11.3 Baryon acoustic oscillations

Baryon Acoustic Oscillations

Origin of baryon acoustic oscillations

Before recombination, the universe was hot and dense enough that baryons (ordinary matter) and photons were tightly coupled through Thomson scattering, forming a single baryon-photon fluid. Quantum fluctuations generated during cosmic inflation seeded tiny density perturbations throughout this fluid, and those perturbations launched acoustic (sound) waves.

Two competing forces drove the oscillations:

• Gravity pulled the fluid inward, compressing it into overdense regions (potential wells).
• Radiation pressure from photons pushed back against that compression, causing the fluid to bounce outward.

This tug-of-war produced spherical sound waves expanding outward from each initial overdensity. At recombination (redshift $z \approx 1100$), the universe cooled enough for electrons and protons to combine into neutral hydrogen. Photons decoupled from baryons and streamed freely (becoming the CMB), and without radiation pressure to sustain them, the oscillations froze in place. The baryon overdensity stalled at whatever radius the sound wave had reached by that moment, permanently imprinting a preferred separation scale into the matter distribution.

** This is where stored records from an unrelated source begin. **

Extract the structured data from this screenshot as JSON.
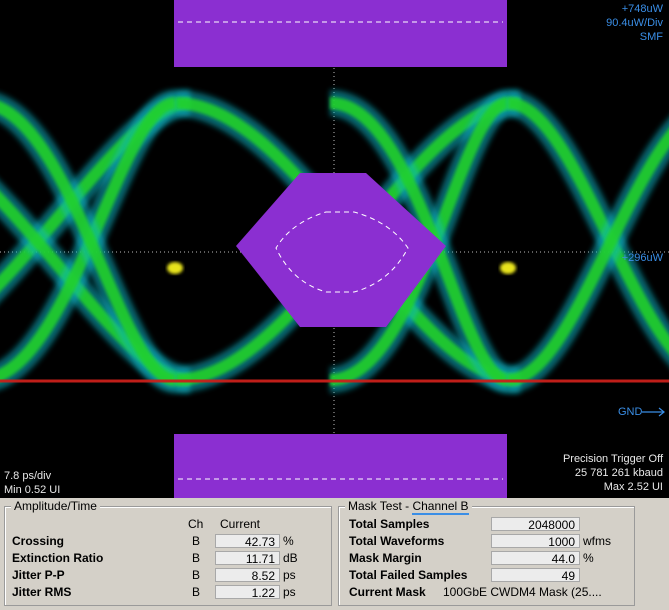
{
  "scope": {
    "top_right": [
      "+748uW",
      "90.4uW/Div",
      "SMF"
    ],
    "mid_right": "+296uW",
    "gnd": "GND",
    "bottom_left": [
      "7.8 ps/div",
      "Min 0.52 UI"
    ],
    "bottom_right": [
      "Precision Trigger Off",
      "25 781 261 kbaud",
      "Max 2.52 UI"
    ],
    "colors": {
      "mask": "#8b2fd1",
      "trace_green": "#22d02a",
      "trace_cyan": "#0fb7c8",
      "trace_yellow": "#e8e41a",
      "trace_red": "#c9201a",
      "axis_blue": "#3a8ee6"
    }
  },
  "amplitude_time": {
    "title": "Amplitude/Time",
    "col_ch": "Ch",
    "col_current": "Current",
    "rows": [
      {
        "name": "Crossing",
        "ch": "B",
        "value": "42.73",
        "unit": "%"
      },
      {
        "name": "Extinction Ratio",
        "ch": "B",
        "value": "11.71",
        "unit": "dB"
      },
      {
        "name": "Jitter P-P",
        "ch": "B",
        "value": "8.52",
        "unit": "ps"
      },
      {
        "name": "Jitter RMS",
        "ch": "B",
        "value": "1.22",
        "unit": "ps"
      }
    ]
  },
  "mask_test": {
    "title": "Mask Test - ",
    "channel": "Channel B",
    "rows": [
      {
        "name": "Total Samples",
        "value": "2048000",
        "unit": ""
      },
      {
        "name": "Total Waveforms",
        "value": "1000",
        "unit": "wfms"
      },
      {
        "name": "Mask Margin",
        "value": "44.0",
        "unit": "%"
      },
      {
        "name": "Total Failed Samples",
        "value": "49",
        "unit": ""
      }
    ],
    "current_mask_label": "Current Mask",
    "current_mask_value": "100GbE  CWDM4  Mask (25...."
  }
}
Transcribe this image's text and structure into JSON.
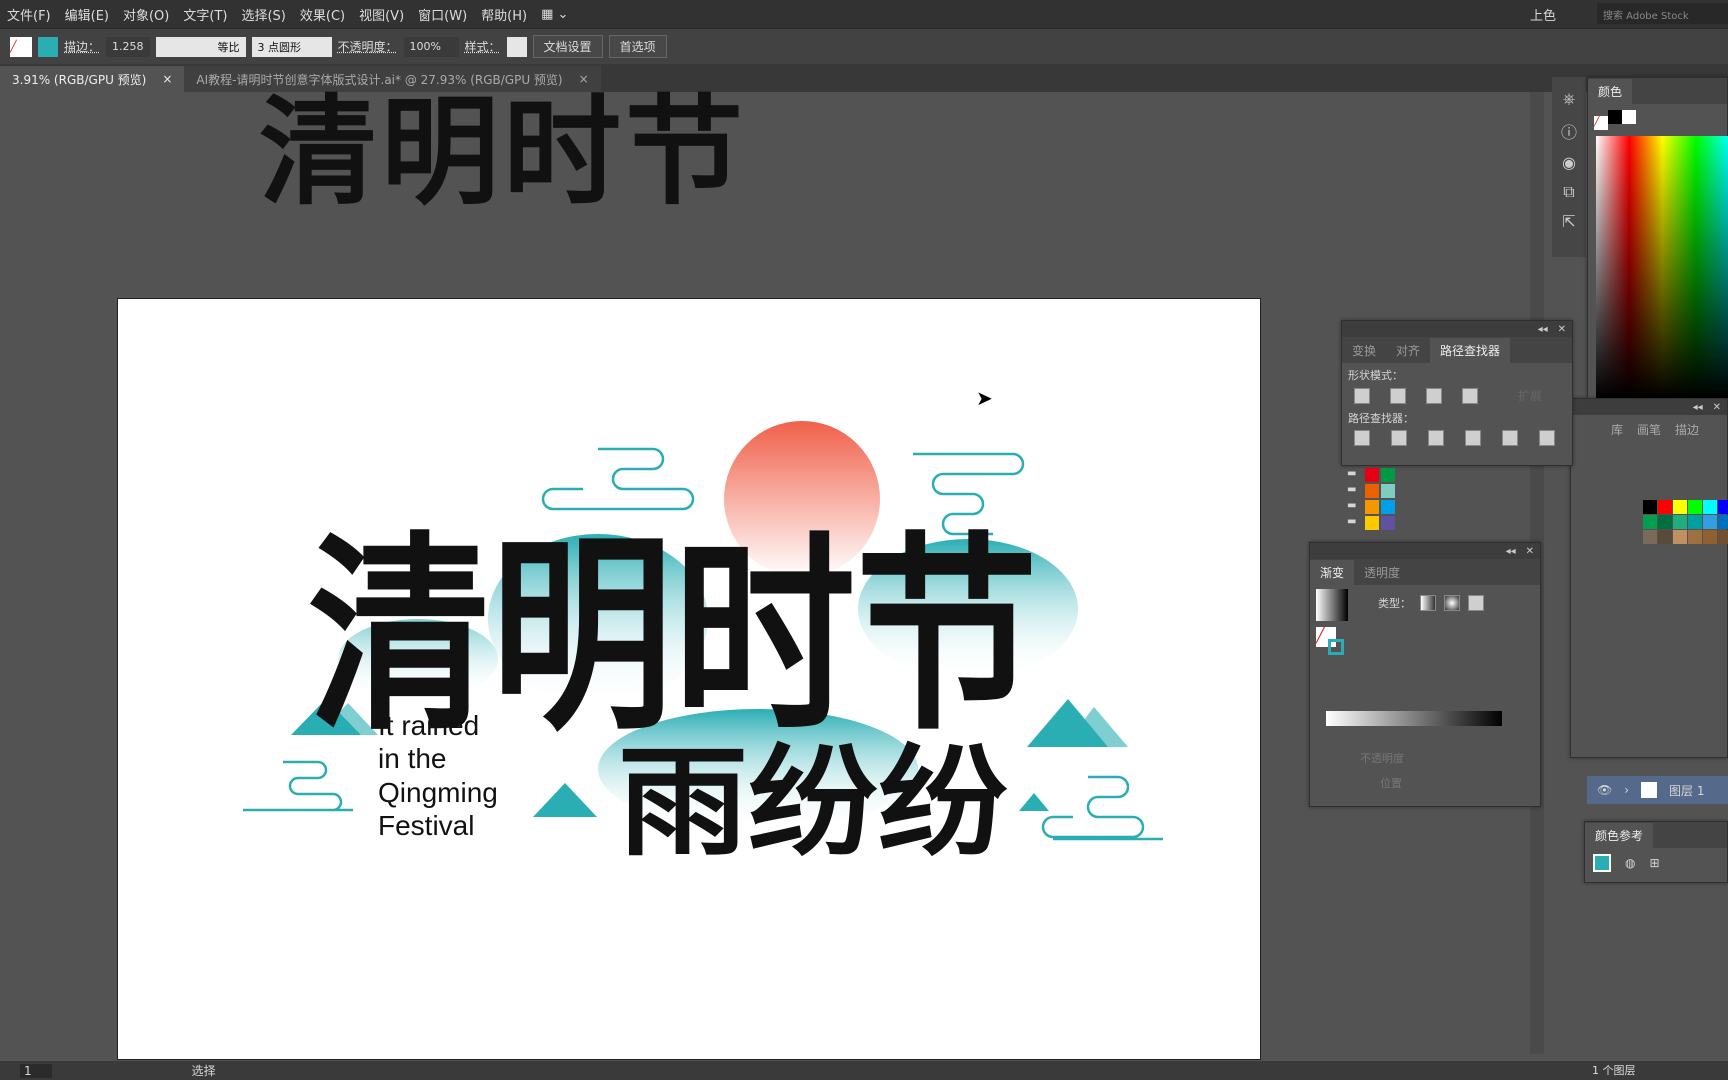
{
  "menu": [
    "文件(F)",
    "编辑(E)",
    "对象(O)",
    "文字(T)",
    "选择(S)",
    "效果(C)",
    "视图(V)",
    "窗口(W)",
    "帮助(H)"
  ],
  "workspace": "上色",
  "search_placeholder": "搜索 Adobe Stock",
  "control": {
    "stroke_label": "描边：",
    "stroke_value": "1.258",
    "stroke_profile": "等比",
    "brush": "3 点圆形",
    "opacity_label": "不透明度：",
    "opacity_value": "100%",
    "style_label": "样式：",
    "doc_setup": "文档设置",
    "preferences": "首选项"
  },
  "tabs": [
    {
      "label": "3.91% (RGB/GPU 预览)",
      "active": true
    },
    {
      "label": "AI教程-请明时节创意字体版式设计.ai* @ 27.93% (RGB/GPU 预览)",
      "active": false
    }
  ],
  "artwork": {
    "top_title": "清明时节",
    "main_title": "清明时节",
    "subtitle": "雨纷纷",
    "english": [
      "It rained",
      "in the",
      "Qingming",
      "Festival"
    ]
  },
  "colors": {
    "teal": "#2aaeb4",
    "sun": "#f0604a",
    "canvas": "#535353"
  },
  "color_panel": {
    "title": "颜色"
  },
  "pathfinder": {
    "tabs": [
      "变换",
      "对齐",
      "路径查找器"
    ],
    "shape_modes": "形状模式：",
    "expand": "扩展",
    "pathfinders": "路径查找器："
  },
  "swatch_panel": {
    "tabs": [
      "库",
      "画笔",
      "描边"
    ]
  },
  "gradient": {
    "tabs": [
      "渐变",
      "透明度"
    ],
    "type_label": "类型：",
    "opacity_label": "不透明度",
    "position_label": "位置"
  },
  "layers": {
    "layer_name": "图层 1",
    "count": "1 个图层"
  },
  "color_guide": {
    "title": "颜色参考"
  },
  "status": {
    "zoom_page": "1",
    "tool": "选择"
  }
}
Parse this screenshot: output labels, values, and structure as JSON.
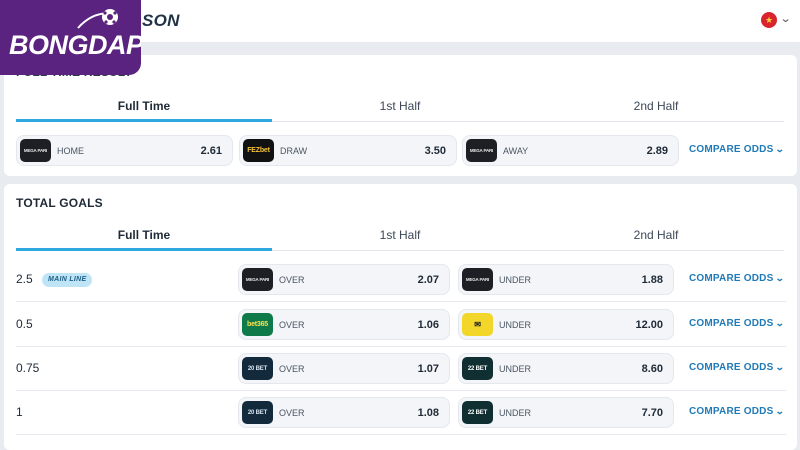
{
  "header": {
    "title_fragment": "SON",
    "logo_text": "BONGDAPI",
    "flag_icon": "vietnam-flag-icon",
    "chevron_icon": "chevron-down-icon"
  },
  "full_time_result": {
    "title": "FULL TIME RESULT",
    "tabs": [
      "Full Time",
      "1st Half",
      "2nd Half"
    ],
    "odds": [
      {
        "bookmaker": "MEGA PARI",
        "label": "HOME",
        "value": "2.61"
      },
      {
        "bookmaker": "FEZbet",
        "label": "DRAW",
        "value": "3.50"
      },
      {
        "bookmaker": "MEGA PARI",
        "label": "AWAY",
        "value": "2.89"
      }
    ],
    "compare_label": "COMPARE ODDS"
  },
  "total_goals": {
    "title": "TOTAL GOALS",
    "tabs": [
      "Full Time",
      "1st Half",
      "2nd Half"
    ],
    "main_line_badge": "MAIN LINE",
    "compare_label": "COMPARE ODDS",
    "rows": [
      {
        "line": "2.5",
        "over_bookmaker": "MEGA PARI",
        "over_label": "OVER",
        "over_value": "2.07",
        "under_bookmaker": "MEGA PARI",
        "under_label": "UNDER",
        "under_value": "1.88"
      },
      {
        "line": "0.5",
        "over_bookmaker": "bet365",
        "over_label": "OVER",
        "over_value": "1.06",
        "under_bookmaker": "✉",
        "under_label": "UNDER",
        "under_value": "12.00"
      },
      {
        "line": "0.75",
        "over_bookmaker": "20 BET",
        "over_label": "OVER",
        "over_value": "1.07",
        "under_bookmaker": "22 BET",
        "under_label": "UNDER",
        "under_value": "8.60"
      },
      {
        "line": "1",
        "over_bookmaker": "20 BET",
        "over_label": "OVER",
        "over_value": "1.08",
        "under_bookmaker": "22 BET",
        "under_label": "UNDER",
        "under_value": "7.70"
      }
    ]
  }
}
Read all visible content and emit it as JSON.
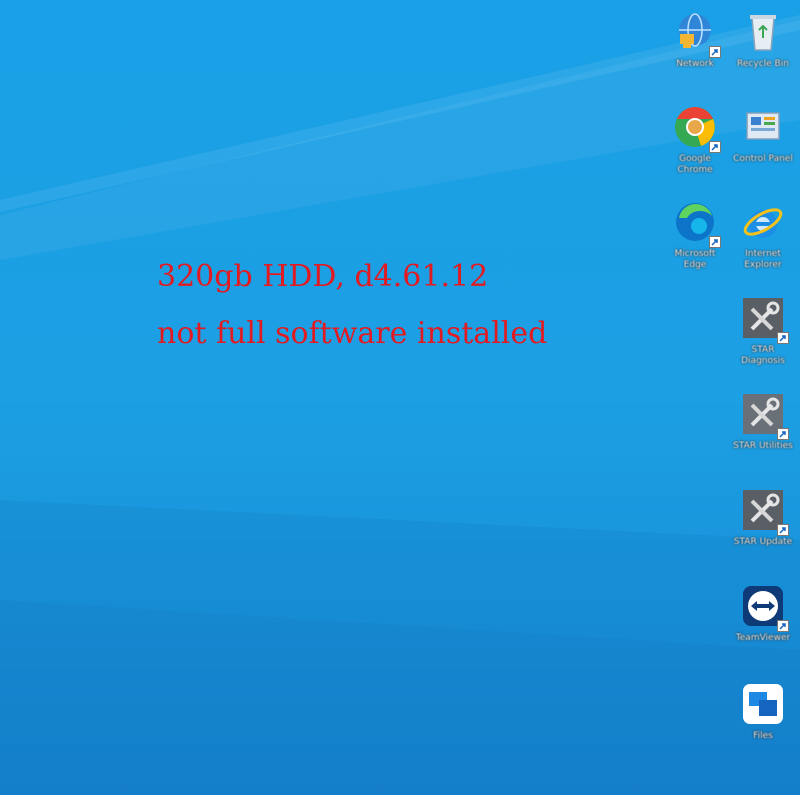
{
  "overlay": {
    "line1": "320gb HDD, d4.61.12",
    "line2": "not full software installed",
    "color": "#e21b22"
  },
  "desktop": {
    "background": "#1c9fe3",
    "icons": [
      {
        "name": "network-icon",
        "label": "Network"
      },
      {
        "name": "recycle-bin-icon",
        "label": "Recycle Bin"
      },
      {
        "name": "chrome-icon",
        "label": "Google Chrome"
      },
      {
        "name": "control-panel-icon",
        "label": "Control Panel"
      },
      {
        "name": "edge-icon",
        "label": "Microsoft Edge"
      },
      {
        "name": "internet-explorer-icon",
        "label": "Internet Explorer"
      },
      {
        "name": "tools-icon",
        "label": "STAR Diagnosis"
      },
      {
        "name": "tools-icon",
        "label": "STAR Utilities"
      },
      {
        "name": "tools-icon",
        "label": "STAR Update"
      },
      {
        "name": "teamviewer-icon",
        "label": "TeamViewer"
      },
      {
        "name": "app-icon",
        "label": "Files"
      }
    ]
  }
}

BAO imprint on galaxy distribution

That frozen shell of slightly excess baryonic matter became a seed for later gravitational collapse. The result is a small but measurable excess probability of finding pairs of galaxies separated by a characteristic distance: the sound horizon at decoupling, roughly 150 comoving Mpc (~490 million light-years).

This signal shows up in two complementary statistical tools:

• Two-point correlation function — measures the excess probability of finding a galaxy pair at a given separation compared to a random distribution. BAO appears as a bump (the "BAO peak") near 150 comoving Mpc.
• Matter power spectrum — the Fourier transform of the correlation function, describing how clustering strength varies with spatial scale. BAO appears here as a series of wiggles (oscillatory features) superimposed on the smooth broadband shape of the spectrum.

Think of the correlation function as showing the bump directly in real space, while the power spectrum reveals the same information as a harmonic pattern in Fourier space.

BAO as a cosmic standard ruler

Because the sound horizon is set by well-understood early-universe physics (the baryon-to-photon ratio, the expansion rate before decoupling, and the recombination redshift), its physical size can be calculated precisely from CMB observations. That makes it a standard ruler: an object of known physical length that you can observe at various redshifts to extract distance information.

Cosmologists use the BAO scale in two directions:

1. Transverse (across the sky) — Comparing the known physical size of the BAO scale to its apparent angular size on the sky at redshift $z$ yields the angular diameter distance $D_A(z)$. This quantity depends on the integrated expansion history between us and that redshift.

2. Radial (along the line of sight) — Measuring the BAO scale in the redshift direction gives the Hubble parameter $H(z)$ at that redshift, since a known physical length maps to a redshift interval that depends on the local expansion rate.

Together, $D_A(z)$ and $H(z)$ at multiple redshifts trace out the universe's expansion history and geometry, much like measuring the same ruler at different distances on a map tells you about the map's projection.

BAO in cosmological constraints

BAO measurements are valuable partly because they are geometrical and relatively clean: the signal depends on large-scale clustering where nonlinear astrophysical effects are small. This makes BAO highly complementary to other probes like the CMB and Type Ia supernovae, each of which has different systematic uncertainties.

By tracking the BAO scale across a range of redshifts, surveys constrain:

1. Matter density parameter $\Omega_m$ — governs how much matter contributes to the total energy budget and how expansion decelerates at early times.
2. Dark energy equation of state $w$ — characterizes the pressure-to-density ratio of dark energy. A cosmological constant has $w = -1$; deviations from this would signal more exotic physics.

BAO data have been central to establishing the $\Lambda$CDM model as the standard cosmological framework, in which the universe is dominated by cold dark matter (CDM) and a cosmological constant $\Lambda$ responsible for accelerated expansion. The consistency of BAO results with independent CMB and supernova constraints is one of the strongest pieces of evidence for dark energy.

Current and upcoming spectroscopic surveys are pushing BAO precision further. DESI (Dark Energy Spectroscopic Instrument) is already collecting data, and ESA's Euclid mission launched in 2023. These programs will map tens of millions of galaxies and quasars across a wide redshift range, tightening constraints on $w$ and testing whether dark energy evolves with time.